DayBreakZhang / tesseract-ocr

Automatically exported from code.google.com/p/tesseract-ocr
Other
1 stars 0 forks source link

Ehnancement: please provide pdf to pdf ocr #1486

Closed GoogleCodeExporter closed 9 years ago

GoogleCodeExporter commented 9 years ago
What steps will reproduce the problem?

1. Take a pdf file obtained by scanning a document. Many copy machines now have 
the ability to produce pdf
2. Try to use tesseract on it. 

What is the expected output? What do you see instead?

Tesseract fails because of unsupported input format. Would be nice to have 
tesseract directly read pdf.

What version of the product are you using? On what operating system?

3.03 RC on linux

Please provide any additional information below.

Clearly, one can workaround the lack of support for pdf input by converting the 
input to tiff before starting tesseract, e.g. with imagemagick. However, this 
often results in image degradation because the actual resolution of the image 
embedded in the pdf file is generally unknown. Would be better to have this 
managed internally in tesseract. Furthermore, some copy machines produce pdfs 
where each page contains multiple images since the copier does segmentation and 
ends up storing different parts of the page at different resolutions.

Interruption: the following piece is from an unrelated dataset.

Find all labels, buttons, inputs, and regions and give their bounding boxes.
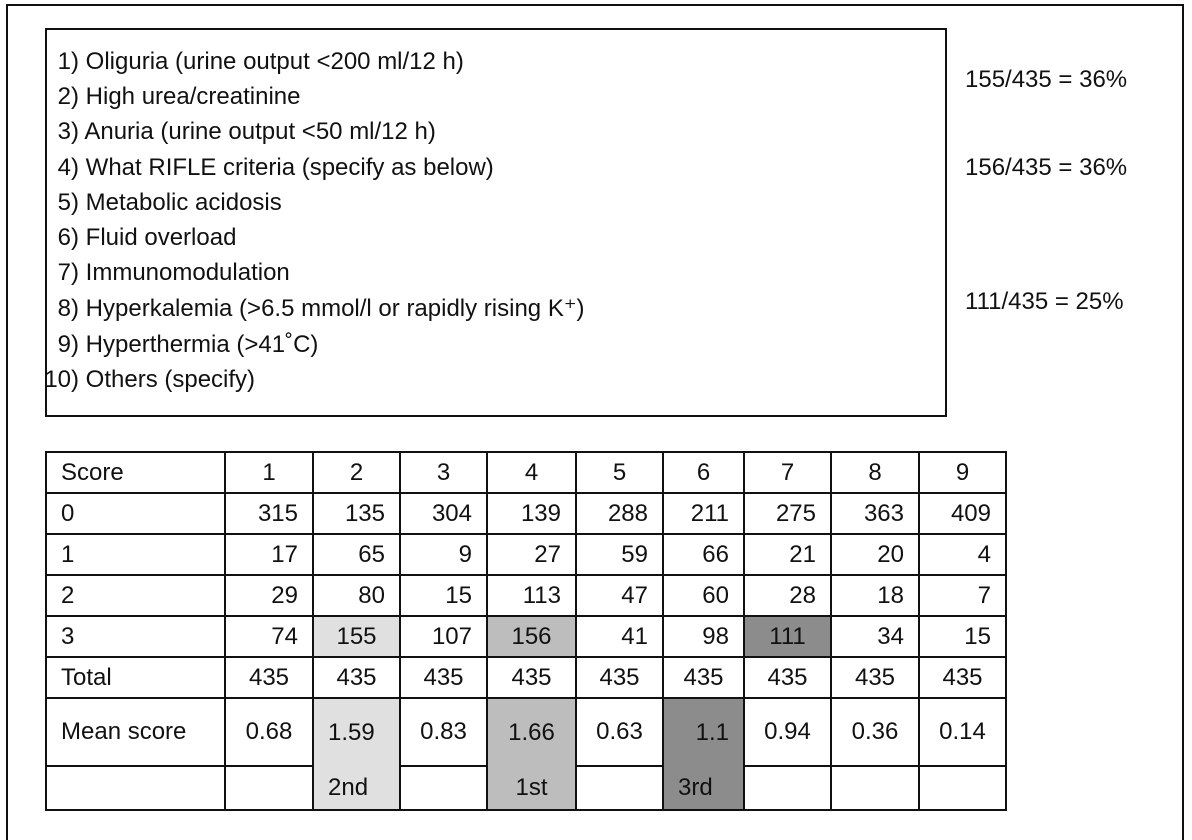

Would be 
nice to have tesseract use up to the last bit of resolution in these cases.

Original issue reported on code.google.com by sergio.c...@gmail.com on 10 Jun 2015 at 9:46

GoogleCodeExporter commented 9 years ago
This is out of scope tesseract.
Tesseract use as input images and not documents (pdf, docx, odt...)

Original comment by zde...@gmail.com on 10 Jun 2015 at 5:49